Since their meeting shortly after O'Brien moved to the Fourth Ward in 2003, O'Brien has become Johnson's protégé. "I think he's picked up some of what we used to call 'O.J.T.' — on-the-job training, in organizing," Johnson says of O'Brien. "I think he has learned, number one, that if you go to this door and it doesn't open, you go to the next door up. Two is persistence. You have to understand that it took from 1980 to 1996 to get where we are with Allen Parkway Village."

Johnson believes he has taught O'Brien media savvy and the art of embarrassing officials publicly. "You shine a light on what someone's doing so they can't operate in the darkness," Johnson says. "We had to snatch Mickey Leland from his safe haven and make him stand up.
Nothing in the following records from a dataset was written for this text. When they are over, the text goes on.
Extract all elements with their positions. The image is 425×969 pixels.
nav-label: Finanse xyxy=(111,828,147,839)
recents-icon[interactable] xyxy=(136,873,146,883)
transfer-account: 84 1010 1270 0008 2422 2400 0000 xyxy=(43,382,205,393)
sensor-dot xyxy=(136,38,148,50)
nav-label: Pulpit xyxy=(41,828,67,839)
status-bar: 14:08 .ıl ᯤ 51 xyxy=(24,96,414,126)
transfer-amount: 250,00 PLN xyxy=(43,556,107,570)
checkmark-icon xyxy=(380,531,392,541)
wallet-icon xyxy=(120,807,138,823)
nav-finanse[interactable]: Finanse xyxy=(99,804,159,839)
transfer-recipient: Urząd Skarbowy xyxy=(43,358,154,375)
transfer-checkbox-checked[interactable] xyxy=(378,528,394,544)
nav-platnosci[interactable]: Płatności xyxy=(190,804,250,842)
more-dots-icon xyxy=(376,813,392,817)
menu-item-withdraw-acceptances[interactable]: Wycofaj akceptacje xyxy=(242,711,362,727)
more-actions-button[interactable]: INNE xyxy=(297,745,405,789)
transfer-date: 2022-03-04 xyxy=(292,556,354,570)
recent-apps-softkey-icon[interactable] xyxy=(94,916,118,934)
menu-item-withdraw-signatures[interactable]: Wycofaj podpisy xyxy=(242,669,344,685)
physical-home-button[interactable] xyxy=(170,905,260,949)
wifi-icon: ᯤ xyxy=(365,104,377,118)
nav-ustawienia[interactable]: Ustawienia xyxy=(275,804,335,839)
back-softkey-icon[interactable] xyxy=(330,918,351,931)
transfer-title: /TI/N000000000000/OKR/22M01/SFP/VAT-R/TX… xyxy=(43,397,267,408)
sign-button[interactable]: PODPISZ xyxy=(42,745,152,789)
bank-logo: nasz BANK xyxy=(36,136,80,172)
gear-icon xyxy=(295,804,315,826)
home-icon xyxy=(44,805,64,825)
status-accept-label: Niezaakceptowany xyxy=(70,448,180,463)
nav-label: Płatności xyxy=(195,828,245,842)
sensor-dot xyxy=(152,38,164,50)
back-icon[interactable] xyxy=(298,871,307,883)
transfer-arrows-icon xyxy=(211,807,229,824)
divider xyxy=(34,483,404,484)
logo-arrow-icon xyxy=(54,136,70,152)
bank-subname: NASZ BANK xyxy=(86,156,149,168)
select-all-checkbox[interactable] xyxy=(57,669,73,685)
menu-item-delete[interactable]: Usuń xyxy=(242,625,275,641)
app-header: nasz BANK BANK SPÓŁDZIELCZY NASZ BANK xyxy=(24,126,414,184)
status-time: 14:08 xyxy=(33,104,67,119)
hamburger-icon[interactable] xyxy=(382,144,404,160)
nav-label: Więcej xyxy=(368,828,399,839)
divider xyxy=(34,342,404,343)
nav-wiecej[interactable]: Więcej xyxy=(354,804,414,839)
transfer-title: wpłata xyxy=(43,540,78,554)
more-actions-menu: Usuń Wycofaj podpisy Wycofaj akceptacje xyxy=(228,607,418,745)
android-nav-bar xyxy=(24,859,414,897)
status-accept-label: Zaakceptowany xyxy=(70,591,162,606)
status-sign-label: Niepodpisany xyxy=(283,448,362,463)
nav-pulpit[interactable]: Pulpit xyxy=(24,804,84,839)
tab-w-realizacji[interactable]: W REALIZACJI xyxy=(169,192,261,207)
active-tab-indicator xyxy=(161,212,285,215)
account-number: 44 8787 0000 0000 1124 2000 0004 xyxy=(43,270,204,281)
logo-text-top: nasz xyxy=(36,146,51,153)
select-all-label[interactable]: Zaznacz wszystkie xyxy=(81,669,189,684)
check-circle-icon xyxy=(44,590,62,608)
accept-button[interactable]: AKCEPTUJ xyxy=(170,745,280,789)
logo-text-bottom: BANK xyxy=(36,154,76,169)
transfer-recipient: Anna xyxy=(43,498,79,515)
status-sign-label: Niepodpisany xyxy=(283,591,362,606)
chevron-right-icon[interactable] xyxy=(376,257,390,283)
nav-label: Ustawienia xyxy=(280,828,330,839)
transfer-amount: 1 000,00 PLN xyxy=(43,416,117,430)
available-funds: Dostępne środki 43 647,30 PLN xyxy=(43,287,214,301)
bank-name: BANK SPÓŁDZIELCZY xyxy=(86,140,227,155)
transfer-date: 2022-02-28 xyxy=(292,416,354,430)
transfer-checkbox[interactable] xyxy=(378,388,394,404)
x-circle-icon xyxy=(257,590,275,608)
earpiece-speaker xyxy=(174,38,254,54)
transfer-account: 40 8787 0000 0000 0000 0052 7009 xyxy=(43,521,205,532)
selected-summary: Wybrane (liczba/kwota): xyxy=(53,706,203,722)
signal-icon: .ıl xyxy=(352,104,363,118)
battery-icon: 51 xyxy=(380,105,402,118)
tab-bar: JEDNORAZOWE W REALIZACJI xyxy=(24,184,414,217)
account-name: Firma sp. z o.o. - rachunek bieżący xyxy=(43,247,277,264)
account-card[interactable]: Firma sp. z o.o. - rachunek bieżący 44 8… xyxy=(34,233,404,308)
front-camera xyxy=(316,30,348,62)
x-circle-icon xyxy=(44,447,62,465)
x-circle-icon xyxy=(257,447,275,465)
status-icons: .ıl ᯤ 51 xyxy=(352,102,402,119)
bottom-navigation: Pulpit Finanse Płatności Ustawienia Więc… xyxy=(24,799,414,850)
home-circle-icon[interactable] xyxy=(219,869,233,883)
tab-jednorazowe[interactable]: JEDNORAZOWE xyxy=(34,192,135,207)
We did that in a number of ways, and I think Tim has learned to jerk people's strings that way."

Leland, Johnson points out, had a claim to fame as a champion of the poor. "That makes it easier for poor folks to reach out and snatch 'em back," he says. "But if they've never had that reputation, it's almost impossible."

As, he says, is the case with Jackson Lee. "Sheila Jackson Lee has no claim to fame for helping poor people."

O'Brien has utterly absorbed Johnson's sour views on the congresswoman, not to mention many of the elder man's views on life. Asked if he considered Johnson a father figure, O'Brien says no, that he's more of a mentor, but then later adds that Johnson's message and his dad's message were much the same: "Stand up and fight, don't just go along to get along."

O'Brien claims he won the congresswoman's undying enmity on November 6, 2006, the day Fourth Ward's Friendship Baptist Church burned down. O'Brien lived directly across the street. This was the second Fourth Ward church fire in as many years and O'Brien says he angrily told Jackson Lee, who was on the scene, face-to-face that she needed to do something about the blazes. "Bethel went down and you didn't do nothin' about it," O'Brien says he told the congresswoman. "My family almost got killed tonight. You never do nothin' for nobody. People are gonna get killed. You need to do something."